大阪府で“たったひとつの村”「千早赤阪村」には何がある?

〈関西空港のすぐ根元…“ナゾのふるさと納税の駅”「泉佐野」には何がある?〉 から続く

 今年の大河ドラマは、『光る君へ』。平安貴族の愛憎渦巻く人間関係が濃密に描かれている。これまでの大河ドラマとは雰囲気こそ違うが、なかなかの名作のひとつではないかと思う。

 で、過去の大河ドラマの名作となると、何があるだろうか。それこそ答えは人の数ほどありそうなテーマだが、個人的には1991年に放送された『太平記』は名作と呼ぶにふさわしい作品のひとつだろう。

 鎌倉幕府滅亡から建武の新政、室町幕府の成立と南北朝時代が舞台の作品だ。鎌倉幕府の終焉を描いた「鎌倉炎上」や、足利尊氏が弟の直義を毒殺する場面など、記憶に残るシーンが多い。

 そんな『太平記』で、キーパーソンのひとりが武田鉄矢が演じた楠木正成だ。鎌倉幕府と戦う前半では、河内の山中に城を構え、大軍で押し寄せる幕府軍をきりきり舞い。目を見張るような大迫力の合戦シーンだったことを覚えている。

 そんな大合戦の舞台が赤坂城や千早城。かつての河内国、いまでいう大阪府南東部、奈良県との県境に近い、金剛山地の山の中の城だ。そしてその山城の跡があるのは、大阪府南河内郡千早赤阪村。

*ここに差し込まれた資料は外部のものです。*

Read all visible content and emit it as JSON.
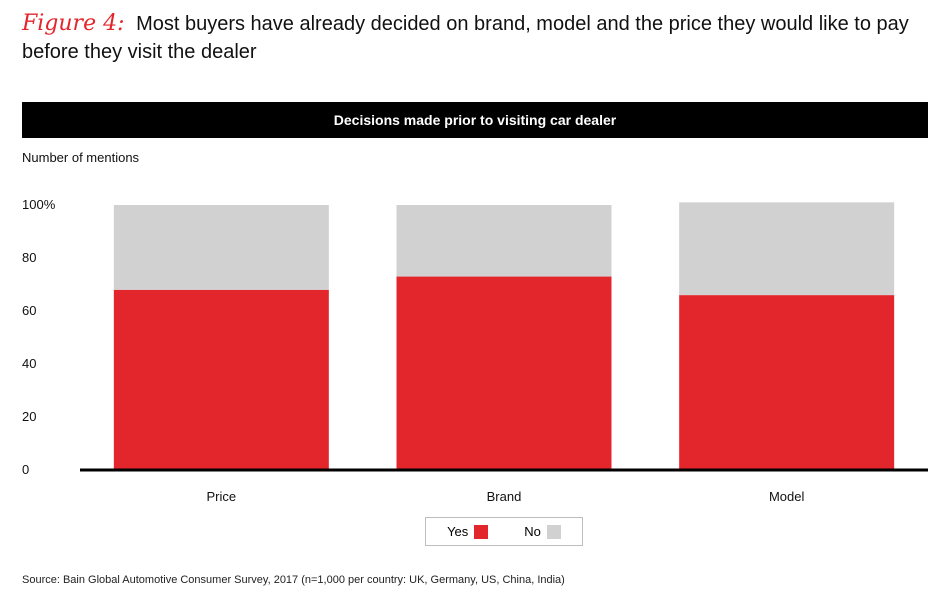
{
  "figure": {
    "label": "Figure 4:",
    "title": "Most buyers have already decided on brand, model and the price they would like to pay before they visit the dealer"
  },
  "banner": "Decisions made prior to visiting car dealer",
  "colors": {
    "yes": "#e3262b",
    "no": "#d1d1d2",
    "axis": "#000000",
    "banner": "#000000"
  },
  "legend": [
    {
      "label": "Yes",
      "color": "#e3262b"
    },
    {
      "label": "No",
      "color": "#d1d1d2"
    }
  ],
  "source": "Source: Bain Global Automotive Consumer Survey, 2017 (n=1,000 per country: UK, Germany, US, China, India)",
  "chart_data": {
    "type": "bar",
    "stacked": true,
    "title": "Decisions made prior to visiting car dealer",
    "ylabel": "Number of mentions",
    "xlabel": "",
    "categories": [
      "Price",
      "Brand",
      "Model"
    ],
    "series": [
      {
        "name": "Yes",
        "values": [
          68,
          73,
          66
        ]
      },
      {
        "name": "No",
        "values": [
          32,
          27,
          35
        ]
      }
    ],
    "ylim": [
      0,
      100
    ],
    "yticks": [
      "0",
      "20",
      "40",
      "60",
      "80",
      "100%"
    ],
    "ytick_values": [
      0,
      20,
      40,
      60,
      80,
      100
    ],
    "grid": false,
    "legend_position": "bottom-center"
  }
}
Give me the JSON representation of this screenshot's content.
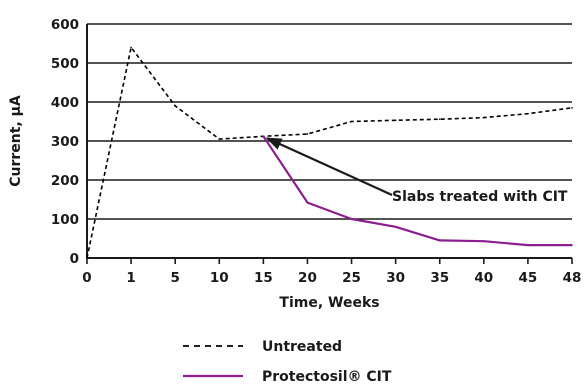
{
  "chart_data": {
    "type": "line",
    "title": "",
    "xlabel": "Time, Weeks",
    "ylabel": "Current, µA",
    "categories": [
      "0",
      "1",
      "5",
      "10",
      "15",
      "20",
      "25",
      "30",
      "35",
      "40",
      "45",
      "48"
    ],
    "yticks": [
      "0",
      "100",
      "200",
      "300",
      "400",
      "500",
      "600"
    ],
    "ylim": [
      0,
      600
    ],
    "grid": "horizontal",
    "legend_position": "bottom",
    "series": [
      {
        "name": "Untreated",
        "style": "dashed",
        "color": "#000000",
        "values": [
          0,
          540,
          390,
          305,
          312,
          318,
          350,
          353,
          356,
          360,
          370,
          385
        ]
      },
      {
        "name": "Protectosil® CIT",
        "style": "solid",
        "color": "#8b1f8f",
        "values": [
          null,
          null,
          null,
          null,
          312,
          142,
          100,
          80,
          45,
          43,
          33,
          33
        ]
      }
    ],
    "annotations": [
      {
        "text": "Slabs treated with CIT",
        "points_to": {
          "x": "15",
          "y": 312
        }
      }
    ]
  }
}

大阪府内では、ただひとつだけの村である。

 大阪府には、大阪市と堺市という、ふたつの政令指定都市がある。他にも、それら二大都市のベッドタウンたる衛星都市がいくつもある。まさに、圧倒的な文句のつけようのない大都市だ。

 が、そうした中にあっても、村はある。古くは楠木正成が活躍し、時代が下っていまも金剛山の山の中というのは変わらない。そして、大阪府唯一の村、千早赤阪村。いったいどんなところなのだろうか。

 そういうわけで、千早赤阪村にやってきた。

 といっても、千早赤阪村には鉄道は通っていない。公共交通でのアクセスとなれば、バスを使うほかない。玄関口になるのは、近鉄長野線の富田林駅だ。

 大阪阿部野橋駅から準急に乗って30分弱。コロナ禍以降中止が続いているが、かつてはPLの花火大会が夏の風物詩だった富田林。そのターミナルの駅前広場には、「楠氏遺跡里程標」と書かれた大きな石碑が立っている。

 楠氏とは、言うまでもなく楠木正成とその一族。石碑の古めかしさから察するに、昔から富田林が千早赤阪村の玄関口なのだろう。

 さっそく、バスに乗ろう。富田林駅前と千早赤阪村を結ぶバスは、だいたい1時間に1本ほど。駅前から終点の千早赤阪村立中学校前まで、20分ほどで結んでいる。富田林市と千早赤阪村、そして太子町と河南町の4市町村によるコミュニティバスだ。

 実は、このバスはもともと金剛バスという地元のバス会社によって運行されていた。しかし、運転手不足といういまの日本の現状を象徴するかのような理由によって昨年に廃業。

 バス路線もそのまま消滅してしまっては公共交通がなくなるという一大事に直面した4市町村が、コミュニティバスに引き継いで運行を維持したというわけだ。

 このあたりはメディアも賑わしていたから、記憶にある人も少なくないのではないか。いずれにしても、存亡の危機に瀕した千早赤阪村への大動脈は、かろうじて命脈を保ったのである。

 そんな蜘蛛の糸のようなバスに乗る。なんのことはない平日の真っ昼間。だからお客は少なくてとうぜんだ。そのわずかなお客も富田林市郊外の住宅地を走っているうちにパラパラと降りてしまい、千早赤阪村まで乗り通すお客はほかに二人だけ。そのうちひとりは、ハイキング姿に身を包んでいた。千早赤阪村を起点に、金剛山の山登りをするのだろうか。